The recap season four: Emily Cooper could be looking at a whole new life in Rome, swapping the City of Light for the City of Seven Hills, and also has decisions, decisions, decisions galore because she has to face pursuing a newfound romance with Marcello or reuniting with Gabriel. (I mean: Nice work if you can get it.) Meanwhile…. Uh-oh. Oops. Sorry! Wrong season four I am talking about here. I do of course mean Harris Reed’s fourth outing for the house of Nina Ricci. It’s Harris in Paris that we should be discussing.
So, another recap then: Season number four sees Reed growing into his role really rather nicely. Backstage, he acknowledged that a lot has happened personally—his 2023 marriage, more time than he ever dreamed of spending in Paris, as well as a new home in London—and professionally and that time has given him a greater affinity with the city and what it means to be designing for it and, to some degree, in its image.

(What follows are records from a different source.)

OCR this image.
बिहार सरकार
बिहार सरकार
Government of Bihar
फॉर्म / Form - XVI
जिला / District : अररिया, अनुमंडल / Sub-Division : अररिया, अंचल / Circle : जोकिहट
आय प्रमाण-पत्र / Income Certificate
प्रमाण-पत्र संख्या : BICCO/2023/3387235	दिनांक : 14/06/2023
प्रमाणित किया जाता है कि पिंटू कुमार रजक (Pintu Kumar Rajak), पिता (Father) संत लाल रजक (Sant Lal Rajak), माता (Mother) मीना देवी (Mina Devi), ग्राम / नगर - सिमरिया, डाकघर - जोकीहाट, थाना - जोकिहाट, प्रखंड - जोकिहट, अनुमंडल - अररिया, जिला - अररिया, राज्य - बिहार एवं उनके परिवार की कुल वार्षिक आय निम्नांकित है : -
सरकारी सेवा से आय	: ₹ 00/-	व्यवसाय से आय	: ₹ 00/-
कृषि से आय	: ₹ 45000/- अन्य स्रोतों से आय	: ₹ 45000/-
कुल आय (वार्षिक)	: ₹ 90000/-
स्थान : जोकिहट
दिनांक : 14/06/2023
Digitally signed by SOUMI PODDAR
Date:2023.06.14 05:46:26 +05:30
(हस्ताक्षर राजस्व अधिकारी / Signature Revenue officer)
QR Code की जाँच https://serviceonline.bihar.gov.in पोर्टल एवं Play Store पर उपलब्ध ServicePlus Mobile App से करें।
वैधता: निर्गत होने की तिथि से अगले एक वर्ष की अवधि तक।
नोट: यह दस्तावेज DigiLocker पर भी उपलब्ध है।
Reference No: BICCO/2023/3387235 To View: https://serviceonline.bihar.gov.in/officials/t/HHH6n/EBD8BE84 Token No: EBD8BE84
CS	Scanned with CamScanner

“There’s still the black, the white, the bows, and the polka dots,” Reed said, “I liked the idea of not letting go where I started. Yet when it comes to doing this collection, I really think I was starting to understand who the woman was and where she was going. As someone who is between Paris and London and is always traveling, I realized it was about intention.”
What that meant collection-wise is that Reed retained his love of a statement-making suit but allowed it to sigh and soften, which was a smart move; where once were super-dramatic shoulders (now they’re simply dramatic), he brought a fresh and light fluidity, adding a back-baring cowl drape to the rear of his jackets. As for his equally statement-making exuberant evening looks, where he used his much-loved polka dots on a stretch-jersey lace, he embraced greater body diversity in sizing. (Reed remains one of the very few designers in Paris willing to have that conversation—and act upon it.)
He still loves the idea of clothes making an entrance. But perhaps as a sign of his increasing comfort with Nina Ricci, he rethought the pyrotechnics. Instead it might mean one trick—for instance, a plissé panel of organza that moved upward to veil the face or fanned out at the back from an otherwise svelte black evening dress.
To tell the story of his season four, Reed was, he said, revisiting the era of the house from around 1962 to 1965. This resulted in the snappy belted short trenches and the equally snappy safari jackets shown, in 2025 and not 1965 style, with teeny-tiny, blink-and-you’d-miss-them shorts. Yet that’s an intriguing era to be drawn to, the period when a very done formality was about to ebb away into the freewheelin’ fluidity of the late 1960s, then ’70s, and beyond. This coming spring is coincidentally offering similar choices: liberated gauzy softness or dressed to the hilt. As for Reed, he sees no reason why you can’t have both.